At the same time, the experimental results above validate the following advantages of the PLS-SVR fusion quantification algorithm: (1) Small sample adaptability. Expanding the training set through data augmentation alleviates the bottleneck of limited sample sizes in LIBS experiments. The original training set contained only 16 samples per concentration, but after enhancement, 1600 data sets were generated, significantly improving the model’s generalization ability. (2) Noise suppression capability. The combined application of Gaussian noise injection and Savitzky–Golay filtering effectively suppresses the impact of plasma fluctuations and instrument noise on spectral signals, making the stability of prediction results significantly better than traditional methods. (3) Enhanced interference resistance. Traditional methods rely on a single spectral line intensity ratio (such as the C I 247.856 nm internal standard method), which is susceptible to matrix interference, whereas PLS-SVR utilizes full spectral information, automatically selecting key wavelengths through feature selection, reducing the influence of matrix differences on predictions.
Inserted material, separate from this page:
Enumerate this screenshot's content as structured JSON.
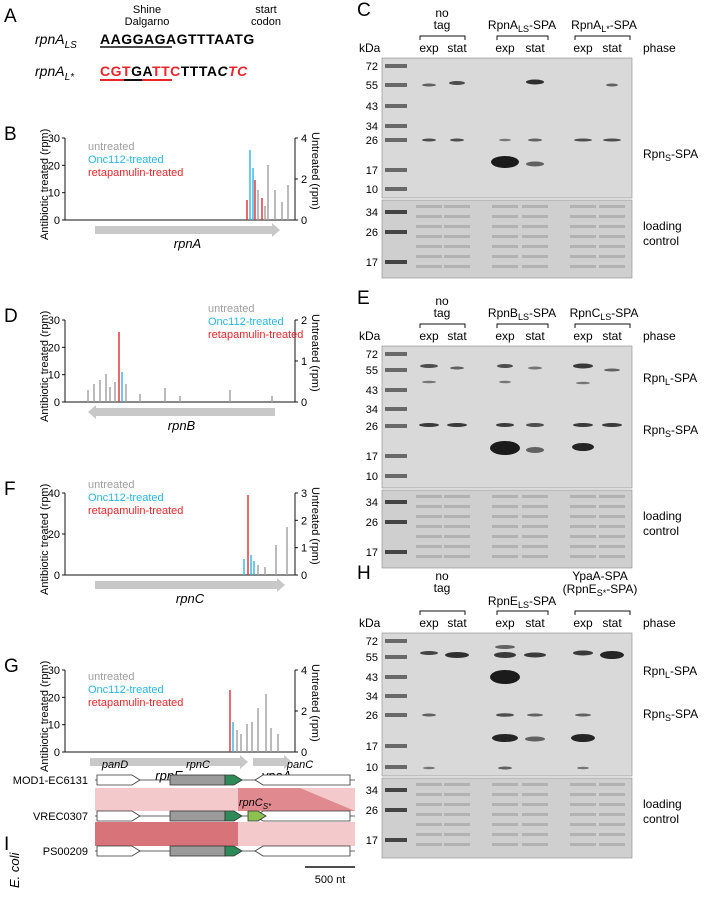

Moreover, PLS dimensionality reduction reduces the data dimensions from 8192 to 10, greatly decreasing the computational complexity of SVR while retaining over 95% of the spectral variation information and balancing accuracy and efficiency.
5. Conclusions
This study addresses the issue of insufficient sensitivity in liquid sample laser-induced breakdown spectroscopy (LIBS) for detecting phosphorus in water by proposing an enhanced strategy based on liquid–solid conversion using a graphite substrate, combined with the PLS-SVR fusion quantitative analysis algorithm, significantly improving detection performance. By optimizing the parameters of a passive Q-switched multi-pulse Nd:YAG laser system (pulse energy 500 mJ, 13 pulses), the plasma excitation efficiency and spectral signal-to-noise ratio were effectively improved. The application of the graphite substrate, through adsorption enrichment and interference suppression characteristics, reduced the detection limits of phosphorus characteristic lines (PI213.6182 nm and PI214.9145 nm) to 0.09 mg/L and 0.23 mg/L, respectively, with the highest coefficient of determination (R2) for calibration curve fitting reaching 0.99358, verifying the stability and reliability of the method. In actual water sample testing, the absolute error of this method was controlled within 0.017 mg/L, with a relative error below 12%, showing high consistency with traditional total phosphorus detection results. Further research indicates that the PLS-SVR fusion algorithm significantly reduces prediction errors in small-sample nonlinear modeling through data enhancement, noise suppression, and full-spectrum feature extraction (for example, the relative errors for 0.625 mg/L and 2.5 mg/L samples are reduced to 2.1% and 5.6%, respectively), demonstrating a significant improvement over traditional linear regression methods. The breakthrough of this technology lies in simplifying the pretreatment process (single sample preparation time <10 min), enabling rapid in situ monitoring of phosphorus pollution in water bodies. This provides an efficient and low-cost technical means for the precise management of eutrophic water bodies. Future research can focus on surface modification of graphite substrates, optimization of multi-element simultaneous detection, and enhancement of machine learning model generalization capabilities, further expanding their applicability in complex environmental matrices and promoting the large-scale application of LIBS technology from laboratory settings to environmental monitoring sites.